Powser Ghosts

Elizabeth Kurtak Gallery in Fraser Colorado.

There are dozens of hidden gems across America. Talking ski towns that fly under the radar.  Most people haven’t heard of these towns, which is just fine with the locals that live to play. These are the places without gloss, the unknown gems, where the locals are friendly and shops are locally owned. Some have terrain for everyone, while many are for experts with a passion for something more and become embedded in a back country paradise. Typically reached via long miles of scenic driving, they all deliver some of the most unspoiled skiing North America has to offer.
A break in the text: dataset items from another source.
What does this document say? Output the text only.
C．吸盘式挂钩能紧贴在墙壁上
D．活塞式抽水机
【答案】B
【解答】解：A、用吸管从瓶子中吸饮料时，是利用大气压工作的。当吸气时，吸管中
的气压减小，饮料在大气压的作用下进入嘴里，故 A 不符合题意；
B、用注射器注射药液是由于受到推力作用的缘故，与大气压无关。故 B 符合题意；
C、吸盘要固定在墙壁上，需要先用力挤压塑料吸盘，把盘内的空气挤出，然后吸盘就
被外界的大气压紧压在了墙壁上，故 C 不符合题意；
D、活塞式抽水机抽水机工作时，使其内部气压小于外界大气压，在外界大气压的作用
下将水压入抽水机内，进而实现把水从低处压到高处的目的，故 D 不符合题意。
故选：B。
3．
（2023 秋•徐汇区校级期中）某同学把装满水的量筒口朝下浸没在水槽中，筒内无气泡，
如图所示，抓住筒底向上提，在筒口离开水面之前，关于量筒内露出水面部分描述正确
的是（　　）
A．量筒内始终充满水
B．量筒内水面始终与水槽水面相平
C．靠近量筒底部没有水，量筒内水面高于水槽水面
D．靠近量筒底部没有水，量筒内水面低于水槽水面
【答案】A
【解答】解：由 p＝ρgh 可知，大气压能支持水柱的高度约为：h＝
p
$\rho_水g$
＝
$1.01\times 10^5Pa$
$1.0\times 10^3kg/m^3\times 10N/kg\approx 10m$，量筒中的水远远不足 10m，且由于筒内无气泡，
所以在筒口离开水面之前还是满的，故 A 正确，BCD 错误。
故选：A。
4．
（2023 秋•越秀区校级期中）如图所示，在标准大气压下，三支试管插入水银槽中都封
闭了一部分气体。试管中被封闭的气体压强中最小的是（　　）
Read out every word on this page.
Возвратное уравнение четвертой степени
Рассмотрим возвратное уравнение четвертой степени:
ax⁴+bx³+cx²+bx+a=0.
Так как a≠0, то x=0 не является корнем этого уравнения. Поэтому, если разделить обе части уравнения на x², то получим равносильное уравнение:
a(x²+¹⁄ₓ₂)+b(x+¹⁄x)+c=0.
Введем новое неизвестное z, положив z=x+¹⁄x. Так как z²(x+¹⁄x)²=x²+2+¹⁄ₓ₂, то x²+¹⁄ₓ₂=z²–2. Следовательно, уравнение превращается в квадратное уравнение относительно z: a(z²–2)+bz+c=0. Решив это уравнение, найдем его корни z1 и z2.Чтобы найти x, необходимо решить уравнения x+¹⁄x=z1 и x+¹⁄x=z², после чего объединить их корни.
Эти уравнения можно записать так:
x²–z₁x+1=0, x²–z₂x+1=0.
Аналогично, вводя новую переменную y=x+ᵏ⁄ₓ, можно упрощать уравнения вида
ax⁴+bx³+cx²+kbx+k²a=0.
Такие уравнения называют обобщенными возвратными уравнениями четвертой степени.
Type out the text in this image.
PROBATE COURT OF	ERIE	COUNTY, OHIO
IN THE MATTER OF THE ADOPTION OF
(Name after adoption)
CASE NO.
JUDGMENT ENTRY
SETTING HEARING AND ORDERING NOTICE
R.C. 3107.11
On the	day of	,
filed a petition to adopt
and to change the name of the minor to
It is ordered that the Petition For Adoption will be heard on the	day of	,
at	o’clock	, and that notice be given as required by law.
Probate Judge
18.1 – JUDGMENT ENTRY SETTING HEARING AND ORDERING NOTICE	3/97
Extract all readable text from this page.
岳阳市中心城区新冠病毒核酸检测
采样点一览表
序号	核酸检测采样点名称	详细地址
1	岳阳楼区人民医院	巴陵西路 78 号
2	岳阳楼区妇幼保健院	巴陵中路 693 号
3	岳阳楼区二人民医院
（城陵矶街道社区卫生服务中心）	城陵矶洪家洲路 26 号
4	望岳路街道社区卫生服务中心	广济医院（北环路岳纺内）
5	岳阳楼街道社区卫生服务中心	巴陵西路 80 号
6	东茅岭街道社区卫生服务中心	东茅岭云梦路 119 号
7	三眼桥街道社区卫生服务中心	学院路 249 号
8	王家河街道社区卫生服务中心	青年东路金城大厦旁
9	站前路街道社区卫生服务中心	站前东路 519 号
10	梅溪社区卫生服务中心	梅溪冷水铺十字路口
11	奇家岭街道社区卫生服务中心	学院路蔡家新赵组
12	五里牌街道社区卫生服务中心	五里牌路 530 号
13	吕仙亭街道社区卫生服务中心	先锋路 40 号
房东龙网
We have been blessed with such a place, a place where you once caught freshies days after a storm.  If you haven’t noticed, those days are gone and the streets are abuzz with the talk of the Valley close to Denver.  Like it or not we are staring at the land rush of the century.

A wise man once said the only constant in life, is change.

In the last couple of years, Winter Park and the Fraser Valley have been in the media spotlight. Poll inclusions and well placed marketing awards have shined down on our diamond in the rough. Just a couple of years back Fraser Colorado was put on a prestigious list of unknown gems by National Geographic.  It went something like this.

FRASER, COLORADO   Best For: Adventurous families with a taste for top-of-the-world skiing
Fraser is an anomaly in the resort-packed northern half of Colorado—a humble, affordable town in the shadow of a premier ski area. Somehow managing to skirt the popular radar, this railroad town of 910 maintains the air of a funky, back-of-beyond Western hamlet even though it’s only 70 miles from Denver. You don’t come here for the nightlife scene, unless you count the illuminated tubing hill on the slopes behind town. But there’s a great pizza shop, saloon, bowling alley, and a ski shop, Joe’s Backcountry Repair, that will hand-tune your planks. You can also still take the train here, with a small Amtrak station right in town.

Five miles up the road, its runs visible from town, is Winter Park Resort, a complex, sprawling ski area with 3,081 acres of terrain, 3,060 feet of vertical, and 25 lifts. The two primary mountains, Winter Park, for beginners, and Mary Jane, for the experts, are like two different ski areas. There are several other distinct zones, many with high-speed chairs, that disperse the weekend rush of skiers. Mary Jane is famous for its bump runs, but the larger resort is dominated by groomers and wilder blue runs, with some scenic, above-timberline options that can make intermediates feel like mountaineers. The resort for its owner, the City of Denver, has given it its usual mega-resort, condo-explosion treatment, but it hasn’t diminished the eclectic charm of Fraser (or its sibling, the town of Winter Park) nor the adventurous, family-friendly feel of the mountain itself but it’s changing fast and if you want a piece of the mountain lifestyle the door is wide open.

That was a snippet of an article written by Aaron Teasddale for National Geographic.  Fraser Colorado was buried in a list that included, MCCALL, IDAHO.  GLACIER, WASHINGTON.  SMITHERS/TERRACE, BRITISH COLUMBIA. MOUNT SHASTA, CALIFORNIA. PHILIPSBURG, MONTANA. COOKE CITY, MONTANA. PAGOSA SPRINGS, COLORADO. These towns sound familiar?  Vaguely?  Well think about this.  

Those communities are miles and miles away from civilization. None of them are at the back door of a metropolitan region expecting a short-term, exponential front range explosion, a populous that will overwhelm our states resources and the Fraser Valley.  

As the capita pre square mile continues to tax our lifestyle, I would hope we can continue to be respectful of each and everyones life quest.